When light is shined on silicon atoms that are bonded electronically to
each other it changes their potential. The work by Bhushan Sopori and his
colleagues ensures that that change is for the better.
The Optical Cavity Furnace shines visible and near-infrared light to
heat the solar cell, and also shines ultraviolet light to take advantage of
photonic effects that occur deep within the atomic structure of the cell
material. This combination offers unique capabilities that lead to improved device
quality and efficiency.
Iron and other impurities can degrade the silicon quality quickly,
noted Sopori, the principal investigator for the Optical Cavity Furnace (OCF),
developed by the U.S. Department of Energy's National Renewable Energy
Laboratory and its private industry partner AOS Inc. "But shining the
right light on it can remove that impurity from the silicon," Sopori said.
"We've shown that it is possible with the photonic effects to getter these
impurities during solar cell fabrication."
Optics can make a lot of things happen at the interfaces in a cell,
where, for example, metal can reflect the light and speed the diffusion of
impurities, Sopori said.
The lamps in the furnace help fool the impurities in the silicon into
moving out of the way, by creating vacancies.

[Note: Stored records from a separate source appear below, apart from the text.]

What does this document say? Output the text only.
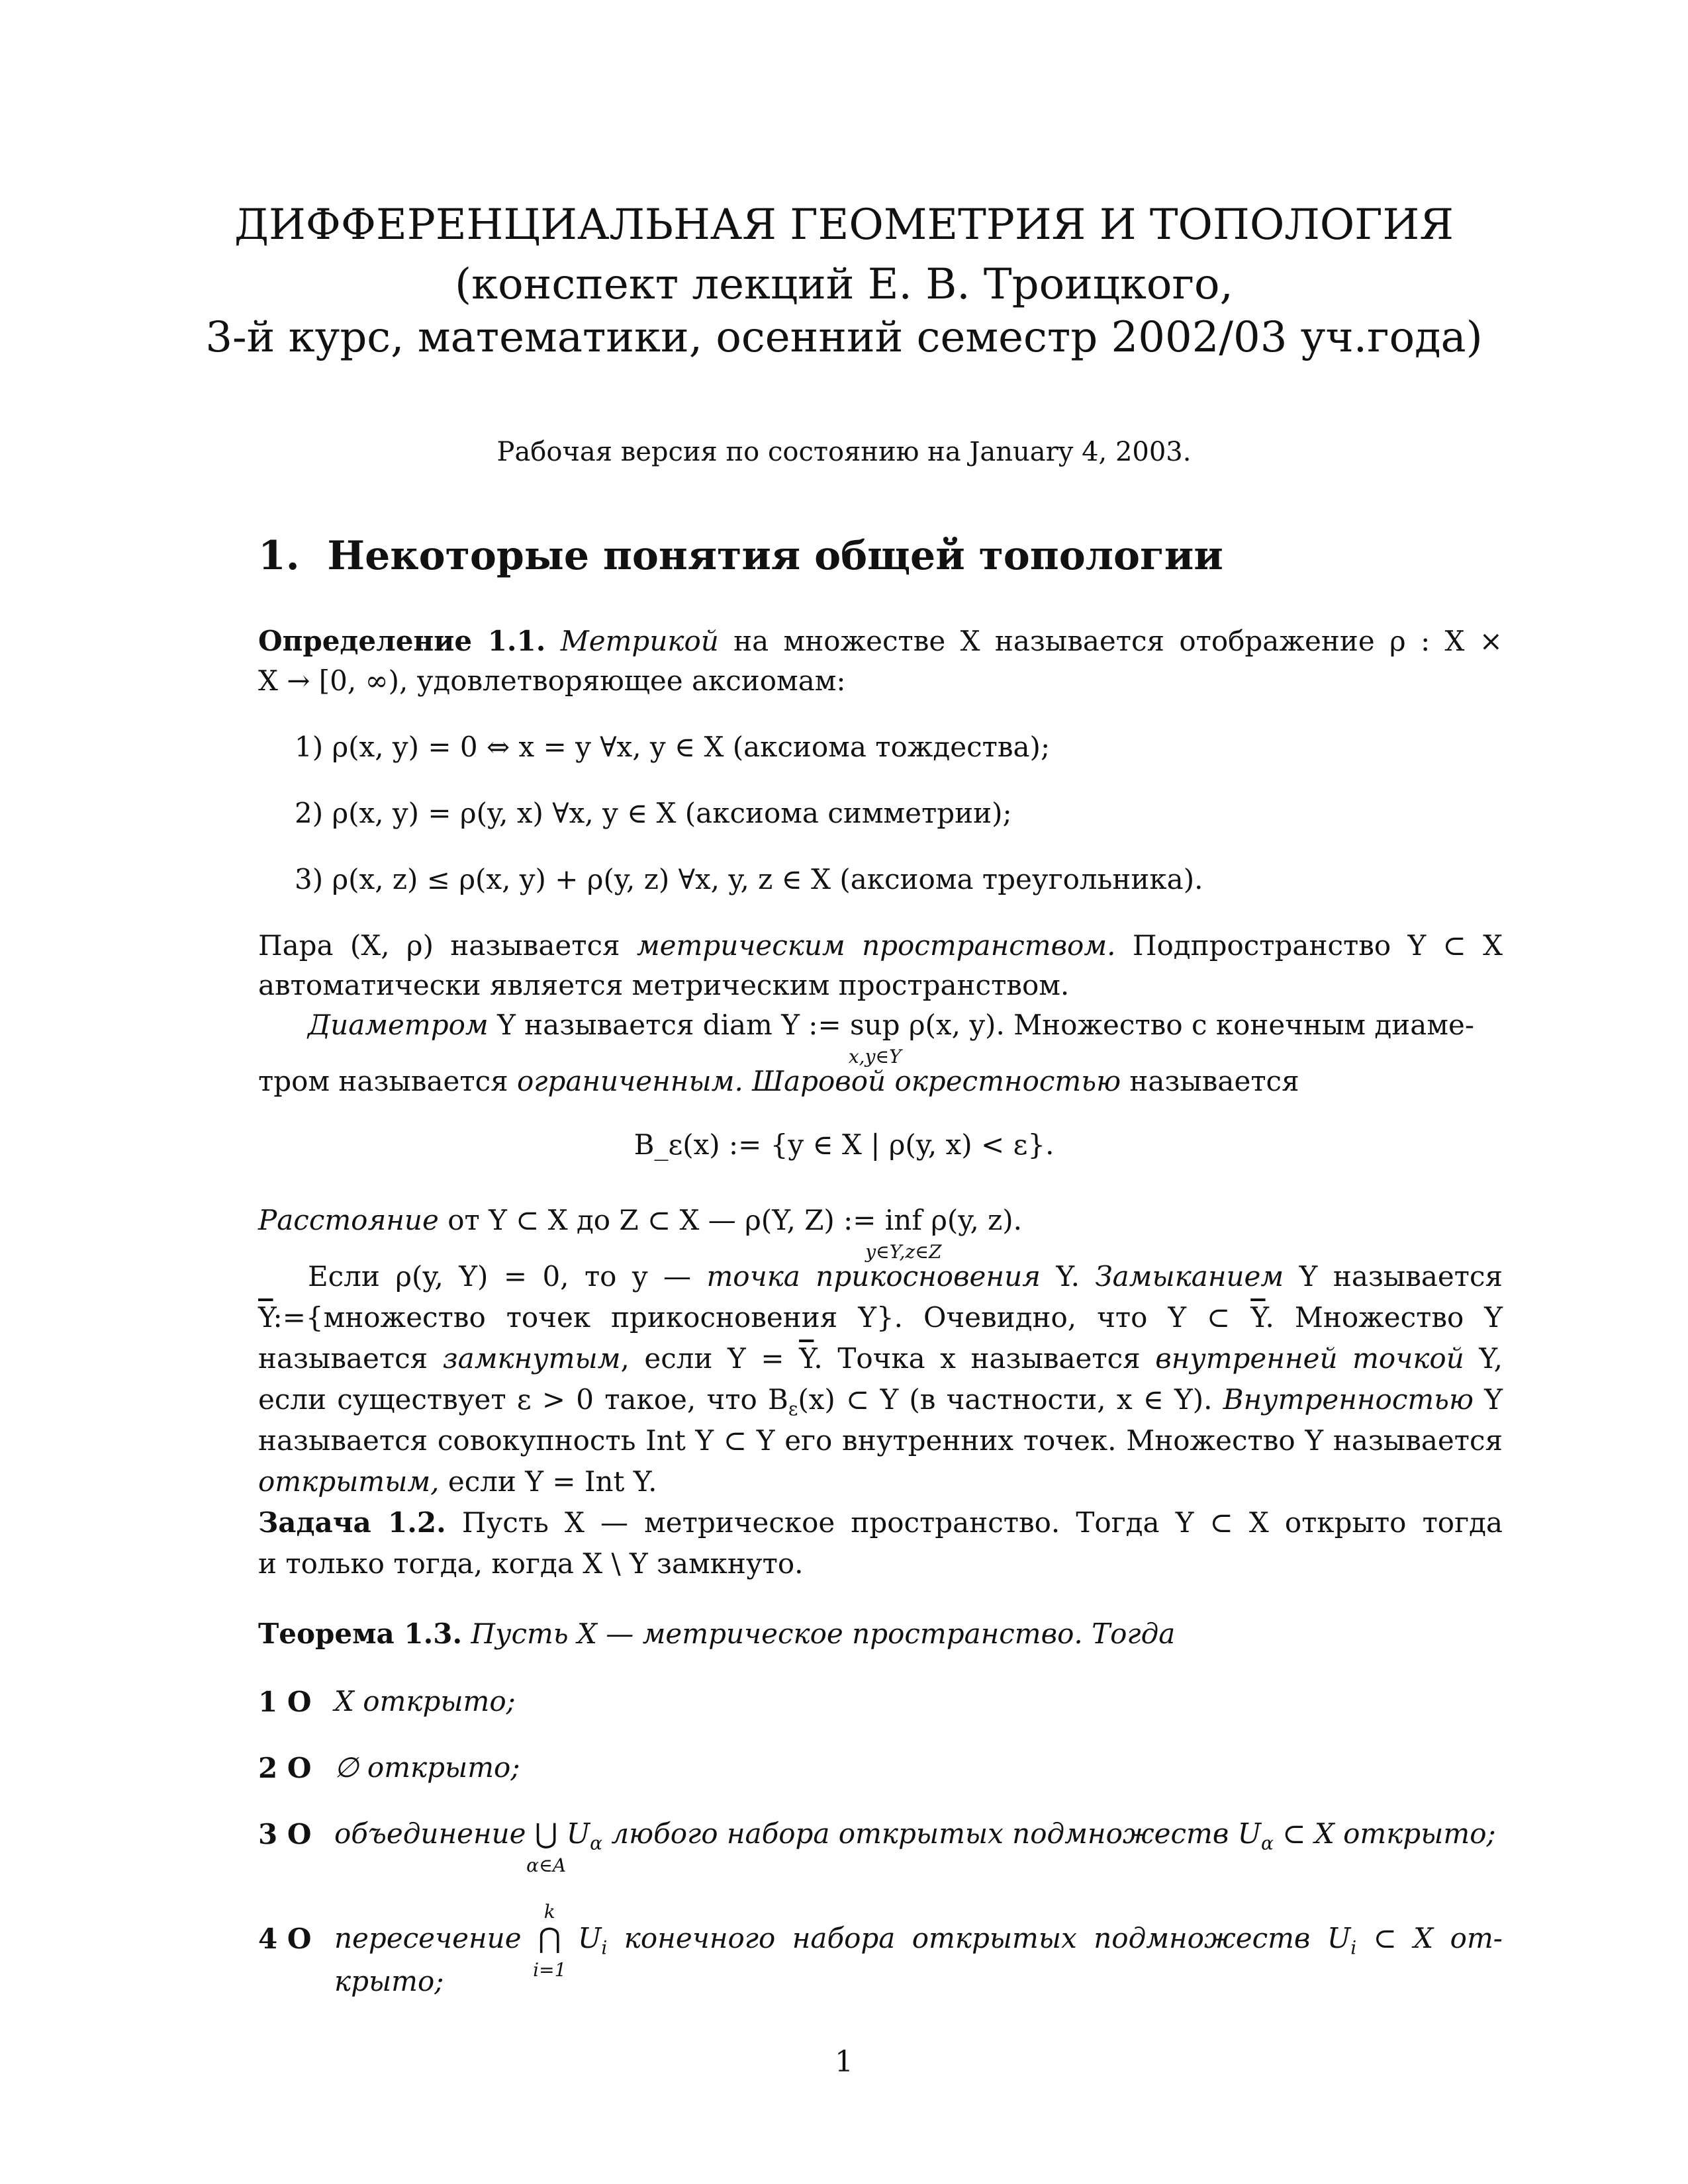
ДИФФЕРЕНЦИАЛЬНАЯ ГЕОМЕТРИЯ И ТОПОЛОГИЯ
(конспект лекций Е. В. Троицкого,
3-й курс, математики, осенний семестр 2002/03 уч.года)
Рабочая версия по состоянию на January 4, 2003.
1. Некоторые понятия общей топологии
Определение 1.1. Метрикой на множестве X называется отображение ρ : X ×
X → [0, ∞), удовлетворяющее аксиомам:
1) ρ(x, y) = 0 ⇔ x = y ∀x, y ∈ X (аксиома тождества);
2) ρ(x, y) = ρ(y, x) ∀x, y ∈ X (аксиома симметрии);
3) ρ(x, z) ≤ ρ(x, y) + ρ(y, z) ∀x, y, z ∈ X (аксиома треугольника).
Пара (X, ρ) называется метрическим пространством. Подпространство Y ⊂ X
автоматически является метрическим пространством.
Диаметром Y называется diam Y := sup
x,y∈Y
ρ(x, y). Множество с конечным диаме-
тром называется ограниченным. Шаровой окрестностью называется
B_ε(x) := {y ∈ X | ρ(y, x) < ε}.
Расстояние от Y ⊂ X до Z ⊂ X — ρ(Y, Z) := inf
y∈Y,z∈Z
ρ(y, z).
Если ρ(y, Y) = 0, то y — точка прикосновения Y. Замыканием Y называется
$\overline{Y}:=\{множество$ точек прикосновения Y}. Очевидно, что Y ⊂ $\overline{Y}$. Множество Y
называется замкнутым, если $Y = \overline{Y}$. Точка x называется внутренней точкой Y,
если существует ε > 0 такое, что $B_\varepsilon(x)$ ⊂ Y (в частности, x ∈ Y). Внутренностью Y
называется совокупность Int Y ⊂ Y его внутренних точек. Множество Y называется
открытым, если Y = Int Y.
Задача 1.2. Пусть X — метрическое пространство. Тогда Y ⊂ X открыто тогда
и только тогда, когда X \ Y замкнуто.
Теорема 1.3. Пусть X — метрическое пространство. Тогда
1 O X открыто;
2 O ∅ открыто;
3 O объединение ⋃
α∈A
$U_\alpha$ любого набора открытых подмножеств $U_\alpha$ ⊂ X открыто;
4 O пересечение
k
⋂
i=1
$U_i$ конечного набора открытых подмножеств $U_i$ ⊂ X от-
крыто;
1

"We call it injecting vacancies," Sopori said. A vacancy is a
lack of a silicon atom. "If the atom is missing, you have a vacancy here,
an empty space." Those spaces prompt the impurities such as iron to feel
much more like moving – and they do so at a much lower temperature than would
otherwise be required. The iron moves in with the aluminum, creating an
aluminum-iron mix that, happily, is needed anyway as a contact point.
Removing impurities can change a cell's efficiency from 13 percent
to 17 percent. What that means is that 17 percent of the photons that hit the
improved cell are converted into usable electricity.
The absence of cooling water and confinement of energy in the OCF
proves to be a big advantage for lowering the energy payback time of solar
cells.
Other advantages of the photonic approach:
Silicon cells often have silver contacts in front and aluminum contacts
in back. They usually are fired simultaneously as the cell is being formed. The
OCF by selectively heating the interfaces of silicon and metal can better
control the process, and thus create stronger field surfaces and improved cell
performance.
The Optical Cavity Furnace uses photons of light to remove weak,
cracked wafers from the processing line. Photons can more easily produce a
thermal stress in a wafer and screen out bad wafers. The photon process tests
the wafers' integrity right after they are cut. The conventional method
requires physical twisting and bending of the wafers to test for weakness.